Michele Raviart – Città del Vaticano, Vatican News

Gesù non è venuto a ritoccare e perfezionare l’idea che gli uomini si sono fatti di Dio, ma a rovesciarla e a mostrare loro il Suo vero volto con la morte sulla croce. Un sacrificio che può essere testimoniato solo nel silenzio, quello di Papa Francesco, quando si ferma a pregare davanti l’altare, e quello dei 4.500 fedeli presenti nella Basilica di San Pietro per la celebrazione della Passione del Signore. Solo quando sarà alzato sulla croce, infatti, si conoscerà quello che “Lui è”, in senso assoluto e metafisico. A ribadirlo è il cardinale Raniero Cantalamessa, predicatore dalla Casa Pontificia, nella sua omelia, ispirata a quanto Gesù rivela ai farisei nel Vangelo di Giovanni: “Quando avrete innalzato il Figlio dell’uomo, allora conoscerete che Io Sono”.

Nella croce il rispetto della libertà degli uomini
Gesù è venuto a “rovesciare” l’idea di Dio ma, sottolinea il porporato, “L’idea di  Dio che Gesù è venuto a cambiare, purtroppo ce la portiamo tutti dentro, nel nostro inconscio”, perché “si può parlare di un Dio unico, puro spirito, ente supremo”, ma è difficile vederlo “nell’annientamento della sua morte in croce”. Per capirlo è infatti necessario riflettere sul vero significato dell’onnipotenza di Dio. “Di fronte alle creature umane”, spiega padre Cantalamessa, Dio si trova infatti “sprovvisto di ogni capacità, non soltanto costrittiva, ma anche difensiva.

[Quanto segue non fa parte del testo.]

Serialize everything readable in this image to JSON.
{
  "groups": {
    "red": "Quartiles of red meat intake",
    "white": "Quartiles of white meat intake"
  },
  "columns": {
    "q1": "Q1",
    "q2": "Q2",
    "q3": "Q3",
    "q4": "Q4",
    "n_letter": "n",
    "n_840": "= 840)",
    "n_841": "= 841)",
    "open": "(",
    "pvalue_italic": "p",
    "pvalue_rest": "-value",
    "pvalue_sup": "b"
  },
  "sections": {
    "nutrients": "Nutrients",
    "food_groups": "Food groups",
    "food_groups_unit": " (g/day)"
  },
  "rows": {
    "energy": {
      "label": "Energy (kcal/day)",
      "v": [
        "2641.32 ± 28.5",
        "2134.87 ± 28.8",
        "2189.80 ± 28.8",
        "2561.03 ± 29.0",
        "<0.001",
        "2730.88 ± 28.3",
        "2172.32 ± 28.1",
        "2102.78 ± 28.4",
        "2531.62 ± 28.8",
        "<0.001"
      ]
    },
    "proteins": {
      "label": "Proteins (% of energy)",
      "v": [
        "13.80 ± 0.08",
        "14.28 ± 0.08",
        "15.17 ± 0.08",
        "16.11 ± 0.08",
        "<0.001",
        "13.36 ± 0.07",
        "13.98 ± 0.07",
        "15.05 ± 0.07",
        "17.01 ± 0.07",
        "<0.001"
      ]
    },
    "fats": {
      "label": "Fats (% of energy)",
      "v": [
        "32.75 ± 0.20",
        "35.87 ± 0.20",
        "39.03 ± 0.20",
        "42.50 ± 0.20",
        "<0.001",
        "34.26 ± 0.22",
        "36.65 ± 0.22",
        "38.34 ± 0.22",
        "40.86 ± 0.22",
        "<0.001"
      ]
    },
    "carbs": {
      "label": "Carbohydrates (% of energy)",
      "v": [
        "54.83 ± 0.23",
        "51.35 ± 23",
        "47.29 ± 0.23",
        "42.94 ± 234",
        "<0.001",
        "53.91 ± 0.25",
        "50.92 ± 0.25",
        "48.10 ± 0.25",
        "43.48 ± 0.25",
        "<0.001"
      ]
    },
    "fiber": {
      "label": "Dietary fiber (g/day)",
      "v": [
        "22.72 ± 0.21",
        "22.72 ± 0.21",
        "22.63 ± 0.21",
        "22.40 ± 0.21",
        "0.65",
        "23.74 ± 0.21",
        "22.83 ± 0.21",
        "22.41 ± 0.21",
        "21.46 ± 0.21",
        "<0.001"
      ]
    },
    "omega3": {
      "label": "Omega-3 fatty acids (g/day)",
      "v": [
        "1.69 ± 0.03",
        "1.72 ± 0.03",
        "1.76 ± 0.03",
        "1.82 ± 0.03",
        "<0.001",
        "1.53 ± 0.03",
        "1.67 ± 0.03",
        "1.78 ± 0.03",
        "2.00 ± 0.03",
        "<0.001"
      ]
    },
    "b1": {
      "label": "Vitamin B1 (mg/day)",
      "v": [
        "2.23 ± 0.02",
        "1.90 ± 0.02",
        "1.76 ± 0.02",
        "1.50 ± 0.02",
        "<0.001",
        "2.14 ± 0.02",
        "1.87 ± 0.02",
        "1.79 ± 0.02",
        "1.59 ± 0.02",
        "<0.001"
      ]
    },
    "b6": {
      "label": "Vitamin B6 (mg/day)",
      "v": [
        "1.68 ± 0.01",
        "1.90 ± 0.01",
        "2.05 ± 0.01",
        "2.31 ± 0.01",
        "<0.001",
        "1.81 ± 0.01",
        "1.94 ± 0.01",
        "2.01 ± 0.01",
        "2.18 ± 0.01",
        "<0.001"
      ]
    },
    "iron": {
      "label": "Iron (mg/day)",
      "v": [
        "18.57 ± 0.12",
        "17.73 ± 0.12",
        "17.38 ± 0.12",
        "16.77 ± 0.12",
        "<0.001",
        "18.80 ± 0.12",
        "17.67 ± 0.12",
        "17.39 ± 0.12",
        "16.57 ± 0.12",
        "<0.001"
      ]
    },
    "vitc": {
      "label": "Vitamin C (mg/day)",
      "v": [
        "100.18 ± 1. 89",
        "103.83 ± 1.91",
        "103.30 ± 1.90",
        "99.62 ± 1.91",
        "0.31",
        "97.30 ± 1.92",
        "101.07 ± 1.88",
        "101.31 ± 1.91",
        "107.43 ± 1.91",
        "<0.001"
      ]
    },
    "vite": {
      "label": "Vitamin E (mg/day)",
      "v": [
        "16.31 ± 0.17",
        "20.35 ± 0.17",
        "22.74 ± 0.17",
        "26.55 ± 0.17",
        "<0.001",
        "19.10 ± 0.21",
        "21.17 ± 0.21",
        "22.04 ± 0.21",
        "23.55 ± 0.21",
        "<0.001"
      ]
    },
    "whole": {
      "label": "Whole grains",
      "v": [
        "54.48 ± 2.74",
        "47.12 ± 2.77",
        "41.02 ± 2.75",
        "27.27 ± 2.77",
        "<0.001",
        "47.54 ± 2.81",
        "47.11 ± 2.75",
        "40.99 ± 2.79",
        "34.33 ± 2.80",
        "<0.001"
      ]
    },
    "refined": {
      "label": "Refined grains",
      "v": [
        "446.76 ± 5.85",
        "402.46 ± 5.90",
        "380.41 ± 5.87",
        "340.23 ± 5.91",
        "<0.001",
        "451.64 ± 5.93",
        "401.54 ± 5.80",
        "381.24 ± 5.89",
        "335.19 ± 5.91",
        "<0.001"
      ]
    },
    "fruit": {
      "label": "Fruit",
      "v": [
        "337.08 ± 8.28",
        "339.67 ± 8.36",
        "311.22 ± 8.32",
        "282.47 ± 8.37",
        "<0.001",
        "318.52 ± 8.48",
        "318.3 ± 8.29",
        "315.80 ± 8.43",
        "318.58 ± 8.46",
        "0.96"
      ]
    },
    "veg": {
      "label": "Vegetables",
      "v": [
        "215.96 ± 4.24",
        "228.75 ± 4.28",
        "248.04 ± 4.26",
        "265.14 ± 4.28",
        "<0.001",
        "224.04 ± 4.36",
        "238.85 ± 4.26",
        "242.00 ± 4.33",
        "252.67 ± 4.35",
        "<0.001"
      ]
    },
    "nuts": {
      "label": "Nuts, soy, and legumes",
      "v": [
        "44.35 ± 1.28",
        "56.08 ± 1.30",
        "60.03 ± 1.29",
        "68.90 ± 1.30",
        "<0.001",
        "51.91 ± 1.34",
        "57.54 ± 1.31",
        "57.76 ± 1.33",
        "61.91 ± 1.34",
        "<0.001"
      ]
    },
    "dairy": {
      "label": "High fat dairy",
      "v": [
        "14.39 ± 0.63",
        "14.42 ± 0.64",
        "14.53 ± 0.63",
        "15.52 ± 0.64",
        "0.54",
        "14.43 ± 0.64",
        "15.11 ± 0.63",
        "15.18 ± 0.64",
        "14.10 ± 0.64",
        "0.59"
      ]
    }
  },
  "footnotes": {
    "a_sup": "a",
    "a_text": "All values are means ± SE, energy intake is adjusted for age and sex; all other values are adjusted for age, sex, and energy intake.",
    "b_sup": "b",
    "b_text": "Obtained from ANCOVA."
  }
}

Non può intervenire di autorità per imporsi a loro. Non può fare altro che rispettare, in misura infinita, la libera scelta degli uomini”. Il vero volto della sua onnipotenza, allora, si rivela “nel suo Figlio che si mette in ginocchio davanti ai discepoli per lavare loro i piedi; in lui che, ridotto alla più radicale impotenza sulla croce continua ad amare e perdonare, senza mai condannare”.

Cancellarsi, non mettersi in mostra
La vera onnipotenza di Dio, quindi, “è la totale impotenza del Calvario”. Ci vuole infatti “poca potenza per mettersi in mostra”, ma “che ne vuole molta, per mettersi da parte, per cancellarsi”. “Che lezione per noi che, più o meno consciamente, vogliamo sempre metterci in mostra!”, ribadisce il porporato, “che lezione soprattutto per i potenti della terra! Per quelli tra essi che neppure remotamente pensano a servire, ma solo al potere per il potere”.
Il trionfo dato nell’invisibile è eterno

Lo stesso trionfo della risurrezione, “definitivo e irresistibile” è diverso dallo sfarzo di quello degli imperatori o dal “trionfo della Santa Chiesa” di cui si parlava in passato. “La risurrezione”, continua, “avviene nel mistero, senza testimoni”. Mentre la sua morte viene vista da una grande folla e dalle massime autorità politiche e religiose, “da risorto, Gesù appare soltanto a pochi discepoli, fuori dai riflettori”. Dopo aver sofferto, infatti, “non bisogna aspettarsi un trionfo esteriore, visibile, come una gloria terrena. Il trionfo è dato nell’ invisibile ed è di ordine infinitamente superiore perché è eterno! I martiri di ieri e di oggi ne sono la prova”.

L’onnipotenza dell’amore
“Non è una rivincita che umilia i suoi avversari”, spiega ancora padre Cantalamessa, perché “ogni vendetta sarebbe incompatibile con l’amore che Cristo ha voluto testimoniare agli uomini con la sua passione”.  Lo ribadiscono le Sue parole sulla croce: “Venite a me, voi tutti che siete affaticati e stanchi e io vi darò ristoro”. “Uno che non ha, Lui stesso, una pietra su cui posare il capo, uno che è stato rifiutato dai suoi, condannato a morte”, conclude il predicatore della Casa Pontificia, “si rivolge all’umanità intera, di tutti i luoghi e di tutti i tempi”. Tutti, nessuno escluso: “l’anziano, malato e solo”, chi “il mondo lascia morire nella miseria, nella fame o sotto le bombe”, chi per la sua fede in Lui o per la sua lotta per la libertà languisce in una cella di prigione”, la donna vittima di violenza. Rinunciando all’idea umana di onnipotenza, conserva intatta la Sua, che è l’onnipotenza dell’amore.